The ``obs`` Dictionary & Data Units
-----------------------------------

|Codename| expects the data in the form of a dictionary, preferably returned by
a :py:meth:`build_obs` function (see below). This dictionary should have (at
least) the following keys and values:

``"wavelength"``
    The wavelength vector for the spectrum, ndarray.
    Units are vacuum Angstroms.
    The model spectrum will be computed for each element of this vector.
    Set to ``None`` if you have no spectrum.
    If fitting observed frame photometry as well,
    then these should be observed frame wavelengths.

``"spectrum"``
    The flux vector for the spectrum,
    ndarray of same length as the wavelength vector.
    If absolute spectrophotometry is available,
    the units of this spectrum should be Janskies divided by 3631 (i.e. maggies).
    Also the ``rescale_spectrum`` run parameter should be False.

``"unc"``
    The uncertainty vector (sigma), in same units as ``"spectrum"``,
    ndarray of same length as the wavelength vector.

``"mask"``
   A boolean array of same length as the wavelength vector,
   where ``False`` elements are ignored in the likelihood calculation.

``"filters"``
   A sequence of `sedpy <https://github.com/bd-j/sedpy>`_ filter objects or filter names,
   used to calculate model magnitudes.

``"maggies"``
    An array of photometric flux densities, same length as ``"filters"``. The
    units are *maggies*. Maggies are a linear flux density unit defined as
    :math:`{\rm maggie} = 10^{-0.4 \, m_{AB}}` where :math:`m_{AB}` is the AB apparent
    magnitude.

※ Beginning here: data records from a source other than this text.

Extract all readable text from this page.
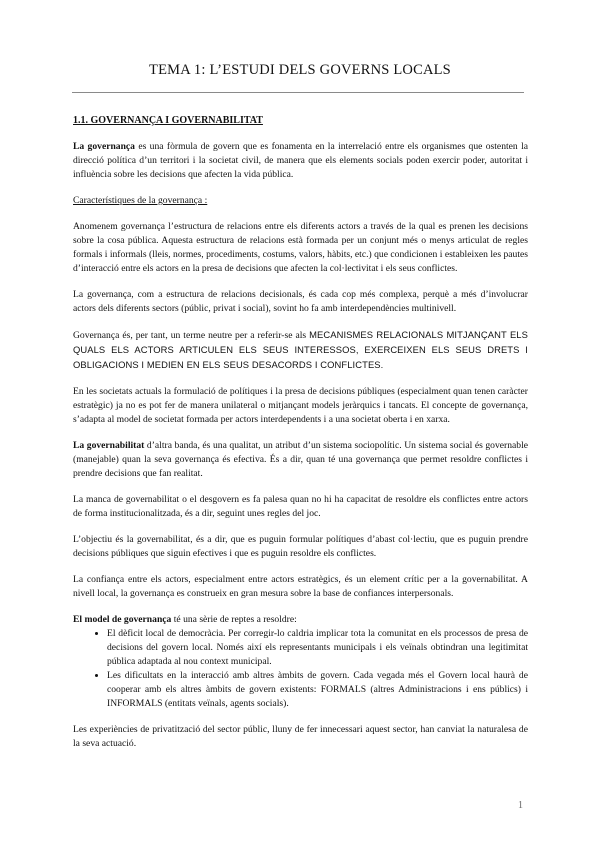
TEMA 1: L’ESTUDI DELS GOVERNS LOCALS

1.1. GOVERNANÇA I GOVERNABILITAT

La governança es una fòrmula de govern que es fonamenta en la interrelació entre els organismes que ostenten la direcció política d’un territori i la societat civil, de manera que els elements socials poden exercir poder, autoritat i influència sobre les decisions que afecten la vida pública.

Característiques de la governança :

Anomenem governança l’estructura de relacions entre els diferents actors a través de la qual es prenen les decisions sobre la cosa pública. Aquesta estructura de relacions està formada per un conjunt més o menys articulat de regles formals i informals (lleis, normes, procediments, costums, valors, hàbits, etc.) que condicionen i estableixen les pautes d’interacció entre els actors en la presa de decisions que afecten la col·lectivitat i els seus conflictes.

La governança, com a estructura de relacions decisionals, és cada cop més complexa, perquè a més d’involucrar actors dels diferents sectors (públic, privat i social), sovint ho fa amb interdependències multinivell.

Governança és, per tant, un terme neutre per a referir-se als MECANISMES RELACIONALS MITJANÇANT ELS QUALS ELS ACTORS ARTICULEN ELS SEUS INTERESSOS, EXERCEIXEN ELS SEUS DRETS I OBLIGACIONS I MEDIEN EN ELS SEUS DESACORDS I CONFLICTES.

En les societats actuals la formulació de polítiques i la presa de decisions públiques (especialment quan tenen caràcter estratègic) ja no es pot fer de manera unilateral o mitjançant models jeràrquics i tancats. El concepte de governança, s’adapta al model de societat formada per actors interdependents i a una societat oberta i en xarxa.

La governabilitat d’altra banda, és una qualitat, un atribut d’un sistema sociopolític. Un sistema social és governable (manejable) quan la seva governança és efectiva. És a dir, quan té una governança que permet resoldre conflictes i prendre decisions que fan realitat.

La manca de governabilitat o el desgovern es fa palesa quan no hi ha capacitat de resoldre els conflictes entre actors de forma institucionalitzada, és a dir, seguint unes regles del joc.

L’objectiu és la governabilitat, és a dir, que es puguin formular polítiques d’abast col·lectiu, que es puguin prendre decisions públiques que siguin efectives i que es puguin resoldre els conflictes.

La confiança entre els actors, especialment entre actors estratègics, és un element crític per a la governabilitat. A nivell local, la governança es construeix en gran mesura sobre la base de confiances interpersonals.

El model de governança té una sèrie de reptes a resoldre:

• El dèficit local de democràcia. Per corregir-lo caldria implicar tota la comunitat en els processos de presa de decisions del govern local. Només així els representants municipals i els veïnals obtindran una legitimitat pública adaptada al nou context municipal.
• Les dificultats en la interacció amb altres àmbits de govern. Cada vegada més el Govern local haurà de cooperar amb els altres àmbits de govern existents: FORMALS (altres Administracions i ens públics) i INFORMALS (entitats veïnals, agents socials).

Les experiències de privatització del sector públic, lluny de fer innecessari aquest sector, han canviat la naturalesa de la seva actuació.

1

That is, 1 maggie is the flux density in Janskys divided by 3631.
    Set to ``None`` if you have no photometric data.

``"maggies_unc"``
    An array of photometric flux uncertainties, same length as ``"filters"``,
    that gives the photometric uncertainties in units of *maggies*

``"phot_mask"``
    Like ``"mask"``, a boolean array, used to mask the
    photometric data during the likelihood calculation.
    Elements with ``False`` values are ignored in the likelihood calculation.

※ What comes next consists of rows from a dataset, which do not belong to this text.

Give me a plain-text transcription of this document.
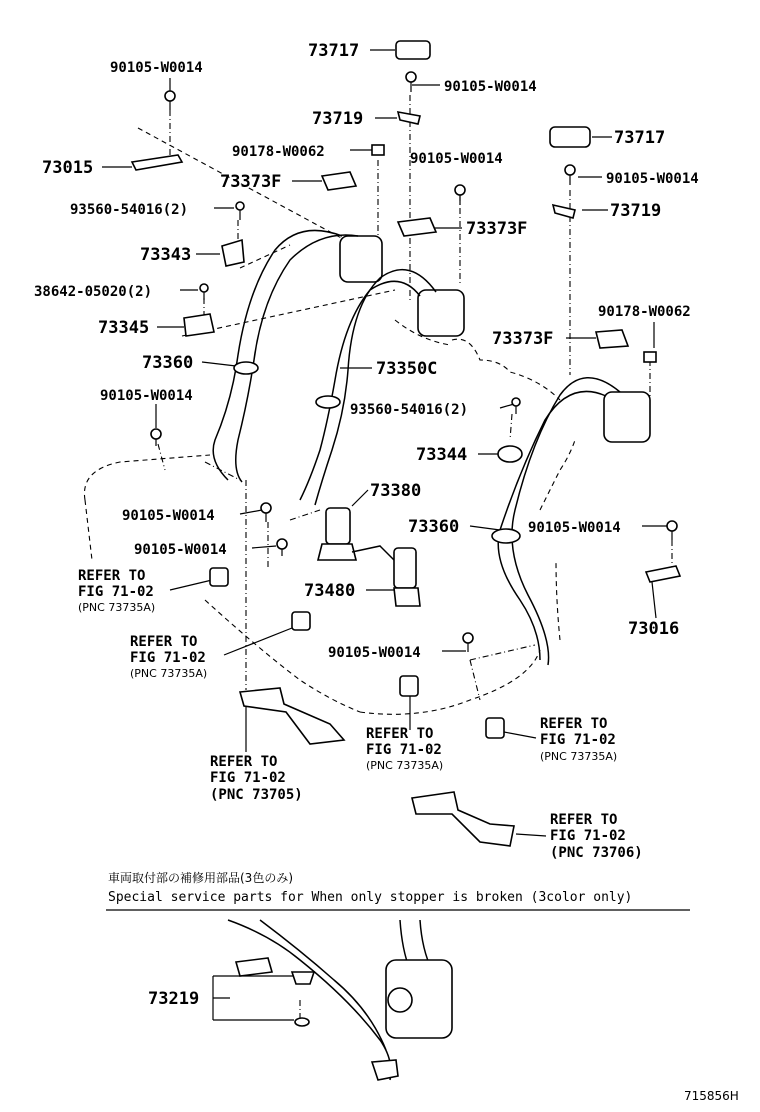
73717
90105-W0014
90105-W0014
73719
73717
90178-W0062	90105-W0014
73015
90105-W0014
73373F
73719
93560-54016(2)
73373F
73343
38642-05020(2)
90178-W0062
73345
73373F
73360	73350C
90105-W0014
93560-54016(2)
73344
73380
90105-W0014
73360	90105-W0014
90105-W0014
73480
73016
90105-W0014
73219
REFER TO
FIG 71-02
(PNC 73735A)
REFER TO
FIG 71-02
(PNC 73735A)
REFER TO
FIG 71-02
(PNC 73735A)
REFER TO
FIG 71-02
(PNC 73735A)
REFER TO
FIG 71-02
(PNC 73705)
REFER TO
FIG 71-02
(PNC 73706)
車両取付部の補修用部品(3色のみ)
Special service parts for When only stopper is broken (3color only)
715856H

If you do not have spectral or photometric data, you can set ``"wavelength":
None`` or ``"maggies": None`` respectively. Feel free to add keys that store
other metadata, these will be stored on output. However, for ease of storage
these keys should either be numpy arrays or basic python datatypes that are JSON
serializable (e.g. strings, ints, and floats and lists, dicts, and tuples
thereof.)

The method :py:meth:`prospect.utils.obsutils.fix_obs` can be used as a shortcut
to add any of the missing required keys with their default values and ensure
that there is data to fit, e.g.

.. code-block:: python

        from prospect.utils.obsutils import fix_obs
        # dummy observation dictionary with just a spectrum
        N = 1000
        obs = dict(wavelength=np.linspace(3000, 5000, N), spectrum=np.zeros(N), unc=np.ones(N))
        obs = fix_obs(obs)
        assert "mask" in obs.keys()

It is recommended to use this method at the end of any `build_obs` function.

The :py:meth:`build_obs` function
---------------------------------

The :py:meth:`build_obs` function in the parameter file is written by the user.
It should take a dictionary of command line arguments as keyword arguments. It
should return an ``obs`` dictionary described above.

Other than that, the contents can be anything. Within this function you might
open and read FITS files, ascii tables, HDF5 files, or query SQL databases. You
could, using e.g. an ``objid`` parameter, dynamically load data (including
filter sets) for different objects in a table. Feel free to import helper
functions, modules, and packages (like astropy, h5py, sqlite, astroquery, etc.)

The point of this function is that you don't have to *externally* convert your
data format to be what |Codename| expects and keep another version of files
lying around: the conversion happens *within* the code itself. Again, the only
requirement is that the function can take a ``run_params`` dictionary as keyword
arguments and that it return an ``obs`` dictionary as described below.


.. |Codename| replace:: Prospector